Among all Akhtar’s ventures, the only ones that haven’t interested me enough to even watch them are his Don films. I start telling him about a friend who’s seen Don four times. He interjects, “What a nice guy. I hope he is not talking about the 1970s Don.” “No, that’s me.” He responds, “That’s me also.” What the original means to me is also what it means to him. It makes you wonder: why would a man who cares so much about growing as an artist remake a classic? Why would he then make a sequel to that remake? Then, you look at the beautiful two-tier bungalow, at the sparkly Bandra sea it overlooks, at the big rooms, and you think, well, it all has to come from somewhere.
But, to write Akhtar off as a gold-grubbing director is an unfair assessment. He does understand the value and responsibility of being a celebrity.

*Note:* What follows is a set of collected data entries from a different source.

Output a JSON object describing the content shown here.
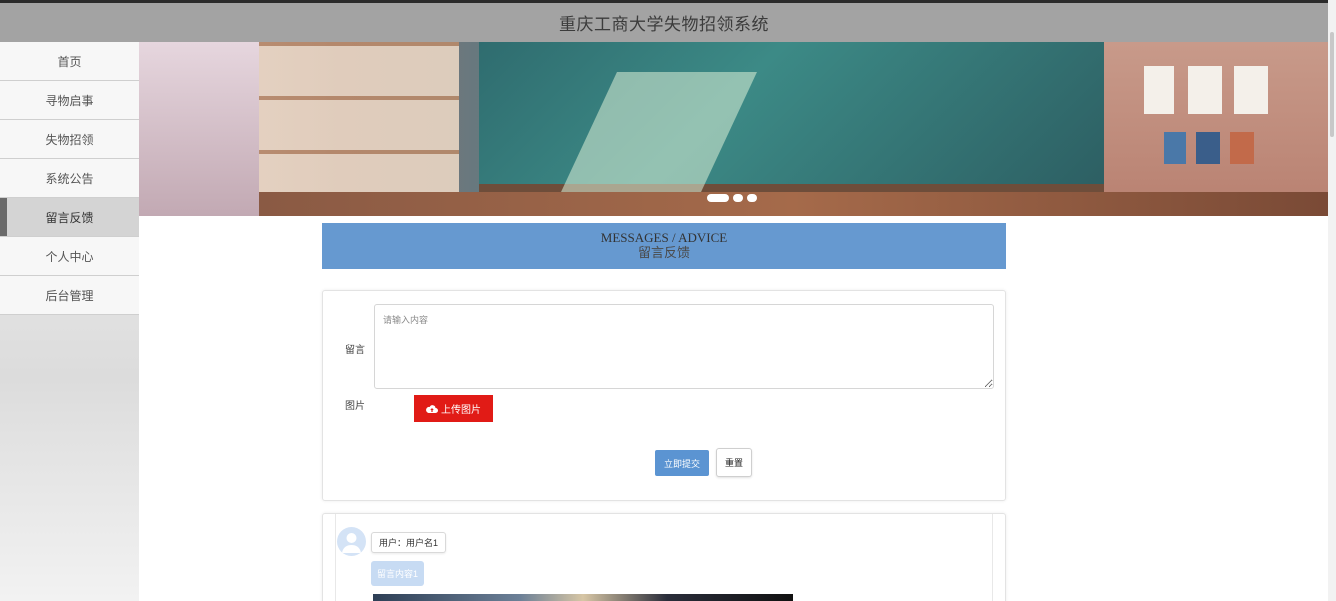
{
  "app": {
    "title": "重庆工商大学失物招领系统"
  },
  "sidebar": {
    "items": [
      {
        "label": "首页"
      },
      {
        "label": "寻物启事"
      },
      {
        "label": "失物招领"
      },
      {
        "label": "系统公告"
      },
      {
        "label": "留言反馈",
        "active": true
      },
      {
        "label": "个人中心"
      },
      {
        "label": "后台管理"
      }
    ]
  },
  "section": {
    "title_en": "MESSAGES / ADVICE",
    "title_cn": "留言反馈"
  },
  "form": {
    "message_label": "留言",
    "message_placeholder": "请输入内容",
    "image_label": "图片",
    "upload_label": "上传图片",
    "submit_label": "立即提交",
    "reset_label": "重置"
  },
  "messages": [
    {
      "user": "用户：用户名1",
      "content": "留言内容1"
    }
  ],
  "colors": {
    "topbar": "#a3a3a3",
    "accent": "#6699d0",
    "upload": "#e11b16",
    "submit": "#5b94d2"
  },
  "icons": {
    "upload": "cloud-upload-icon",
    "avatar": "user-avatar-icon"
  }
}
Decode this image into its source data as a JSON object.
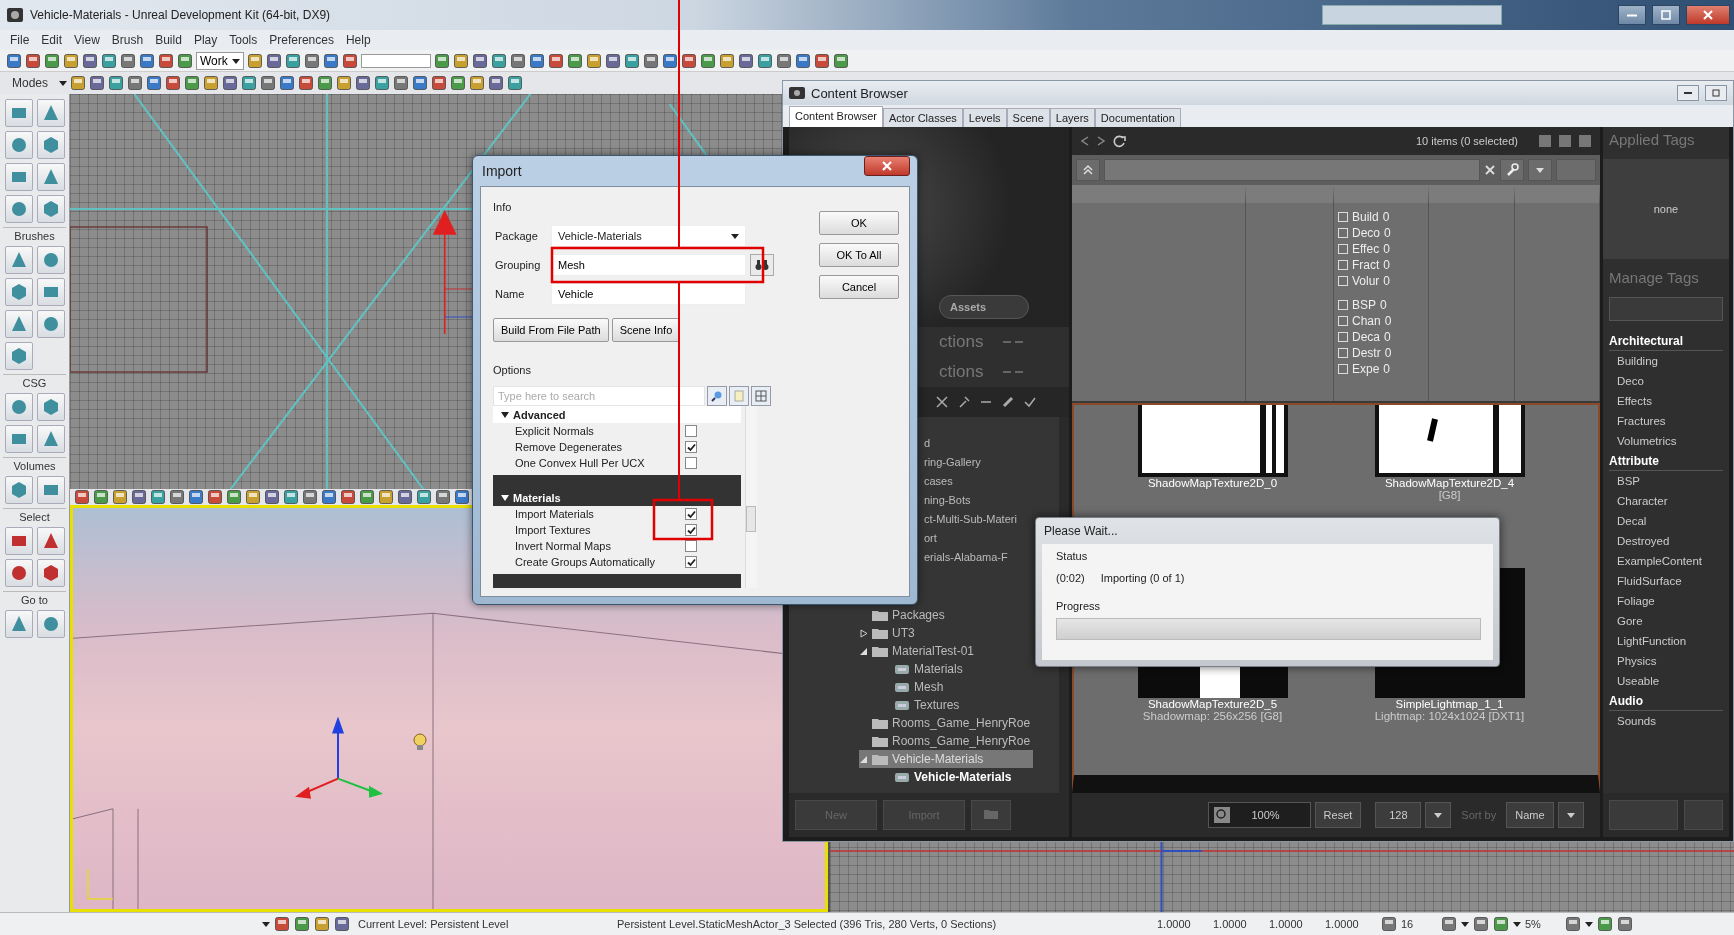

Last year, he launched a social initiative called MARD (Men Against Rape and Discrimination). “We’re in a fortunate position because people are looking at us and reading about our lives. We can’t just use it to say, ‘Come, watch my next movie.’ When I travel with the MARD concerts, people come and talk to me about it. Universities have set up awareness booths, and several NGOs are also part of this. All we have to do is keep the volume up.”
There is a scene in Bhaag Milkha Bhaag depicting marital rape that is nearly two minutes long. It is one of the few scenes in a slow film that justify the time they are given. “That was Rakeysh’s [Omprakash Mehra, the director] doing, and I completely agree with him. I remember when we watched the edit, I felt so uncomfortable watching that scene. Your first instinct as a human being is that it stifles you. That’s how it should be. You should feel like, pardon my French, but, what the fuck is going on? How can this be allowed to happen? If you don’t feel that way, it just becomes titillation. The scene will transgress voyeurism only when the length is as long as it was. The treatment of important issues, concerns and crimes, if not portrayed correctly, becomes voyeurism.”
Akhtar’s next film, Shaadi Ke Side Effects, which will be released in February 2014, also deals with the position of women in our society. “ShaadiKe Side Effects felt like a simple but sweet story. Men need to start accepting responsibility in a relationship, especially in our patriarchal society. If your wife’s making certain sacrifices to make your marriage work, why are you complaining? Either respect that, or give her the same freedom you have. That message, which isn’t preachy, but more subliminal, I liked that.”
Akhtar is picky about his projects because, “You know your entire life’s journey has brought you to this point, at which you want to make this one film.” It isn’t a bad philosophy. For any writer, director, actor, producer or singer.